The first quarter was a bit subdued due to headwinds in the market, primarily driven by unseasonal rains and surplus finished goods inventory in the industry carried over from Q4 FY25. Between FY22 and FY25, revenue grew at a 3-year CAGR of around 33 percent, while the net profit surged at a CAGR of nearly 48 percent over the same period.

In Q1, the company’s Room Air Conditioner (RAC) business recorded a 34 percent YoY decline, primarily due to suboptimal seasonal demand arising from unseasonal rains and elevated channel inventory carried over from Q4 FY25.

Small Domestic Appliances (SDA) segment delivered 16 percent YoY growth, supported by robust order inflows and encouraging preseason demand, particularly for air fryers.

Large Domestic Appliances (LDA) – comprising washing machines and air coolers – grew 29 percent YoY, driven by an expanding customer base and successful new product launches. Meanwhile, the Components segment posted steady growth of 5-6 percent YoY, underpinned by a healthy order pipeline for printed circuit boards (PCBs), copper parts, and plastic molded components.

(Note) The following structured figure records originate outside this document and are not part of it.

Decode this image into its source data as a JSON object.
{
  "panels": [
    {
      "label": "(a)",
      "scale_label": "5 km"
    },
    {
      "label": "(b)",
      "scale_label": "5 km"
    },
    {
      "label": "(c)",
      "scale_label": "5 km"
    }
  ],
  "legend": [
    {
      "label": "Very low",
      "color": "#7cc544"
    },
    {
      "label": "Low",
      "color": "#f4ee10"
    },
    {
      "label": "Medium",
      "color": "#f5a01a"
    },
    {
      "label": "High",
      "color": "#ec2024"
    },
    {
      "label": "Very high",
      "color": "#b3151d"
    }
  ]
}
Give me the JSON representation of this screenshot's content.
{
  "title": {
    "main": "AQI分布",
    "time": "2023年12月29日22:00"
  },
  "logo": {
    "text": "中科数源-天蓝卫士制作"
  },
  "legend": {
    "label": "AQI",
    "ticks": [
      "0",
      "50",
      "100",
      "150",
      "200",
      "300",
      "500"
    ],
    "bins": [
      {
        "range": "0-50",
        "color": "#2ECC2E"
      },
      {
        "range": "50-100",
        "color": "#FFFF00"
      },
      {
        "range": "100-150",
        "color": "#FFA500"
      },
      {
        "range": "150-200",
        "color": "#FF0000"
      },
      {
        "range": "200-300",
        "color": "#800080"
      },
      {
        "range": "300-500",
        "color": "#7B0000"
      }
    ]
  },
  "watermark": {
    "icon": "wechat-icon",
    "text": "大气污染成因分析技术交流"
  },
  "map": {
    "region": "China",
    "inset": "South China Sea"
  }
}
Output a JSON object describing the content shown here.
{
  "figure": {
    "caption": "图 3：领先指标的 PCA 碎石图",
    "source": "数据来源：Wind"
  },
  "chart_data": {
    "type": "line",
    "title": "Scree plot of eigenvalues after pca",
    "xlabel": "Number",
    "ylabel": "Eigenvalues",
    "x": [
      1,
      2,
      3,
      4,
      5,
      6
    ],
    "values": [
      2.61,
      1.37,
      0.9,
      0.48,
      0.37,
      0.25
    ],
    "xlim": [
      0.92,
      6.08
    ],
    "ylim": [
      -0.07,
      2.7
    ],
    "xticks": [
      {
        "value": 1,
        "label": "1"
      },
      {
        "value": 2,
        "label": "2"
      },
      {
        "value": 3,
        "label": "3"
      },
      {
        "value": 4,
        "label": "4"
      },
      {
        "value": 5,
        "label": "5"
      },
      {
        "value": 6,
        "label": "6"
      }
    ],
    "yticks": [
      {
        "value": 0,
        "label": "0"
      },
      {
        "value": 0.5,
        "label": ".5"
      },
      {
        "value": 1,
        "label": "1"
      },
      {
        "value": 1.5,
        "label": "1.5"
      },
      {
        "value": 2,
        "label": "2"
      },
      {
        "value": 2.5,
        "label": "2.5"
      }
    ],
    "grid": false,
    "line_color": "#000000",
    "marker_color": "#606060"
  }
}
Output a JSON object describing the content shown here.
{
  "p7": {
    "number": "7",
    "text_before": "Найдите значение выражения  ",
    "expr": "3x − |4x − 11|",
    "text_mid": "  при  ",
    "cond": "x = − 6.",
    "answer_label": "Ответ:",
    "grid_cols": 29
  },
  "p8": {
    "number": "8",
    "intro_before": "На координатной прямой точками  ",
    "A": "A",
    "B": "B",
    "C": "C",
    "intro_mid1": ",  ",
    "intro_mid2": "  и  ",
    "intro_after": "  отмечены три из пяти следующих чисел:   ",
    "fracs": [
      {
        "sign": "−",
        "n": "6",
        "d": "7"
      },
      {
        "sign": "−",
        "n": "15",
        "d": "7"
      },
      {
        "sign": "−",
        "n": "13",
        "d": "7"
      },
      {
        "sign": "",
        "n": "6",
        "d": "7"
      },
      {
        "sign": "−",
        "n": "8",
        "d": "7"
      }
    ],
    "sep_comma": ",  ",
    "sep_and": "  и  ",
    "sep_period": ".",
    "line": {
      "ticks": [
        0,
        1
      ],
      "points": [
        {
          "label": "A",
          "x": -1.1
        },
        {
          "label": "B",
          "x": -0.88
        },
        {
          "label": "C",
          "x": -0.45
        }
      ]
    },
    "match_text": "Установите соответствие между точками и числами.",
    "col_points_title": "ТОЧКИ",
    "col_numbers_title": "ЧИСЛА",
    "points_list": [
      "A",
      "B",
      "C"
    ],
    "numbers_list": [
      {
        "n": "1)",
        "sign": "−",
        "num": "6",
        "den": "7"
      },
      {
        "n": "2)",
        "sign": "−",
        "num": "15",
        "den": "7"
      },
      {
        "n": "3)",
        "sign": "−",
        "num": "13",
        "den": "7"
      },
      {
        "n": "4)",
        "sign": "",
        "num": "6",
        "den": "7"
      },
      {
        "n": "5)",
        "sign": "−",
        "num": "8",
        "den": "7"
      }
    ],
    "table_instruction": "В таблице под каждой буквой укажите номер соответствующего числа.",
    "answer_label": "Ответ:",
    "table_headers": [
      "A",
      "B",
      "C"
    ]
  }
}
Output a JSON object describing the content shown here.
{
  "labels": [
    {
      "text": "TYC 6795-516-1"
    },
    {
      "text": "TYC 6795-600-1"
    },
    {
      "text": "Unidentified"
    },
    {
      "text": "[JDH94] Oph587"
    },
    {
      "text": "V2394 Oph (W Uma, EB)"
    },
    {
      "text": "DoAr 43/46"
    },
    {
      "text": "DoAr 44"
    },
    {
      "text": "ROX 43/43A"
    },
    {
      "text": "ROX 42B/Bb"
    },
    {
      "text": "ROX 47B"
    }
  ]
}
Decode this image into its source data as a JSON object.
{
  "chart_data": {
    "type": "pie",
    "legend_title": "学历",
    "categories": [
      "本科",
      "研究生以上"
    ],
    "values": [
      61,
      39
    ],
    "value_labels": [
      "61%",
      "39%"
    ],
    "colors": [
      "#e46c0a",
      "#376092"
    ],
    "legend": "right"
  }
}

Notably, the product business accounted for 77 percent of total operating revenue in the quarter, underscoring strong market adoption and reaffirming customer confidence in the company’s core portfolio.

Management Guidance & Capex

For FY26, management has guided to an EBITDA margin of 7.5 percent or higher, with a medium-term target of 8 percent, supported by a growing contribution from higher-margin segments such as components, SDA, and LDA. 

The company also aims to diversify its product sales mix while sustaining growth across all categories. The expected revenue mix for FY26 is RAC at 60-65 percent, SDA at 10-15 percent, components at 20-25 percent, and LDA up to 10 percent, with further scaling anticipated.

Looking ahead, the company remains committed to delivering 30-35 percent topline growth while maintaining profitability, reiterating confidence that the overall outlook for the year remains intact.

Management expects the RAC industry to return to growth in FY26 with an estimated 10-15 percent increase for the year, and continues to see a strong long-term trajectory of over 20 percent CAGR in the next four to five years.

During Q1, capex stood at around Rs. 50 crore, primarily directed towards expanding the washing machine line, enhancing component capabilities at Sri City, and building infrastructure for the Hisense JV and a new greenfield plant in Bhiwadi. For the full year, total capex guidance is expected in the range of Rs. 450-500 crore, including the capex at subsidiary levels.